The CAMHS psych report 6m later was a relief. Adhd.

However he was at the end of year 3 by this point. His self esteem was rock bottom and we were all exhausted. The swings in emotions were heart breaking. My spirited child was almost very broken.

I wish school had mentioned he was different earlier. Then he could have been supported earlier and perhaps his self esteem would not have been ruined.
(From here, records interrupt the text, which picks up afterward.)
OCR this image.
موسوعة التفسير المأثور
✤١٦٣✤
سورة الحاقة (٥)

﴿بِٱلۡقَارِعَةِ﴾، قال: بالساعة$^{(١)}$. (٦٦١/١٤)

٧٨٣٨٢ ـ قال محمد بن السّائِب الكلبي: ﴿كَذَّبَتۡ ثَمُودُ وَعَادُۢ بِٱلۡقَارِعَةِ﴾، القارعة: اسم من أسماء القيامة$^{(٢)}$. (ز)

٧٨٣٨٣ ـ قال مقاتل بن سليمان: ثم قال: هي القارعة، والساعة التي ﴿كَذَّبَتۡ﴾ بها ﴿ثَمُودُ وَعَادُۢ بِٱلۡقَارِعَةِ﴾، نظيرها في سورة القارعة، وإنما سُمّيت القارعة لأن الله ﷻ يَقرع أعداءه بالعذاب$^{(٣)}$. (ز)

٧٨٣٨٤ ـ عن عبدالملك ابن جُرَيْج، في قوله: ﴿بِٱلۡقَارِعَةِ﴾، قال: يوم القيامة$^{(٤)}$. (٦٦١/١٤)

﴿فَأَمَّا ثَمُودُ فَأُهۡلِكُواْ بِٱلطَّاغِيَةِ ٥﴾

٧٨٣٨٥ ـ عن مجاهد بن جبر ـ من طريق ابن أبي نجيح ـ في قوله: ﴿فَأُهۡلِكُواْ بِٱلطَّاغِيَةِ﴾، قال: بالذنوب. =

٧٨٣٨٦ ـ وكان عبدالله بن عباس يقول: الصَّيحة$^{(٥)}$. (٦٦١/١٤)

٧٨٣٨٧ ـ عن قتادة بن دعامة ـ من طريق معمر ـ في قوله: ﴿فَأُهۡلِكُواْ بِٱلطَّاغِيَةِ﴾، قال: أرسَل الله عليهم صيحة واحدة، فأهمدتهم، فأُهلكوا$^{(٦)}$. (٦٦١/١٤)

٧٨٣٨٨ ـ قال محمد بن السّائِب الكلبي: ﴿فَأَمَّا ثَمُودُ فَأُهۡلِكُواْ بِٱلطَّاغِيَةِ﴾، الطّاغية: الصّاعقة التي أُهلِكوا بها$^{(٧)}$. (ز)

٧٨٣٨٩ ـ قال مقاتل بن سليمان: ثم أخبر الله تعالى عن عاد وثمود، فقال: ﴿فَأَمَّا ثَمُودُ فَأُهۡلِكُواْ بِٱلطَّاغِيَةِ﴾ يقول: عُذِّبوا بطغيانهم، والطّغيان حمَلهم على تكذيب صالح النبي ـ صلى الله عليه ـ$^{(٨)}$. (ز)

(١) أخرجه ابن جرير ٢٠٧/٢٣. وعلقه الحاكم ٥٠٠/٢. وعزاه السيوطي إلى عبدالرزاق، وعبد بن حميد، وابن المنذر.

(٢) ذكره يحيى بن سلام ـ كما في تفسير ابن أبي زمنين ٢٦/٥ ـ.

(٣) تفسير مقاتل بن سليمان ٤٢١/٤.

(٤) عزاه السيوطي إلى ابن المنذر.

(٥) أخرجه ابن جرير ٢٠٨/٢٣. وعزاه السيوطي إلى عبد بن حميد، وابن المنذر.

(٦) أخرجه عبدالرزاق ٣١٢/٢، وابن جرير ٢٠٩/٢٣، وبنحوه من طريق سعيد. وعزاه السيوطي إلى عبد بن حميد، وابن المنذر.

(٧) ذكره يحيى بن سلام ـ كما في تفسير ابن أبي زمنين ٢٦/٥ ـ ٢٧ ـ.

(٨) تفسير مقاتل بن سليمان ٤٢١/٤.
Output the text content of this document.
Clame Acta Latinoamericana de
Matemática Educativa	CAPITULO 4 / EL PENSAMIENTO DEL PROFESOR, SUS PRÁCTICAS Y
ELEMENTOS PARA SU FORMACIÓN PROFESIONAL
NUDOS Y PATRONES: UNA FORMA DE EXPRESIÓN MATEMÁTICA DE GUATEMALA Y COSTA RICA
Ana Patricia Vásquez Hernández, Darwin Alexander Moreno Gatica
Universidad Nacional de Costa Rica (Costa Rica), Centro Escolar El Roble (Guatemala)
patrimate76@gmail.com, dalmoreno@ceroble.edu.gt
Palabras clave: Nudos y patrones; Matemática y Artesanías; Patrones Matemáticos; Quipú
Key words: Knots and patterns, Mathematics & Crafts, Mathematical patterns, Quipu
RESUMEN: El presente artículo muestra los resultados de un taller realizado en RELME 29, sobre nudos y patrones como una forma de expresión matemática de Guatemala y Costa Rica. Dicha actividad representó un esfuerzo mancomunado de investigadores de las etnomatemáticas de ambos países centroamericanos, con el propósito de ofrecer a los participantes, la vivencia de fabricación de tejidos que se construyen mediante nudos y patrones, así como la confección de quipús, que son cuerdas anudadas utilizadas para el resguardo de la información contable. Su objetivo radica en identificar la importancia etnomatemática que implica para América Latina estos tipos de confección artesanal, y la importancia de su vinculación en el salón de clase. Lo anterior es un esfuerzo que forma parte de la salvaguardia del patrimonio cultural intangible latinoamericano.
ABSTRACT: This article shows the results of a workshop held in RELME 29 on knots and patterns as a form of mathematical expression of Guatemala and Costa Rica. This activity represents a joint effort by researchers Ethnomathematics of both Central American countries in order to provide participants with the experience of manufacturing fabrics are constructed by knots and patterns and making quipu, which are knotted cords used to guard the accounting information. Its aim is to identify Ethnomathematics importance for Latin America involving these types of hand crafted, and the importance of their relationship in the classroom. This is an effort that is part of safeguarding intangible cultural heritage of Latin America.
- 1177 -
So. Trust your parent instincts and go for it.

Good luck.

Whatafustercluck · 16/03/2022 15:29

Lots in here that reminds me of 5yo dd who we are now being supported with. She has done a great job of masking at school though, so it's only very recently that her teachers have become aware of friendship/ social interaction difficulties. Things were very obviously wrong when she got home, but not apparent during school times.

We didn't find the senco very helpful to be honest, precisely because dd was not exhibiting obvious difficulties at school. But we had an amazing family worker with both personal and professional experience of neurodiverse children, so that was our initial route.

In your case, given that school have highlighted some difficulties, I would definitely start the conversation there with the senco.

We also simultaneously pushed for a referral through our GP in the end, and really had to stand our ground to get them to treat us seriously. But when the referral finally got picked up, we've had fantastic engagement from the mental health support team in the first instance who have been providing advice on how to manage some of her more difficult behaviours, based on us understanding more about the causes of it.

ActonBell · 31/03/2022 09:10

Thank you for all the helpful responses. We’ve made some small changes at home to do with routine which seem to have helped but we also had a big moment last week when the leader of one of DS’s extracurricular activities outright asked whether we had a diagnosis. They have experience with sen children so to hear from someone else without prompting that they are seeing something was very difficult but also revealing for us.

Right now I just feel sad. It felt huge to have another adult ask that question. We’re trying to get the conversation going with school now.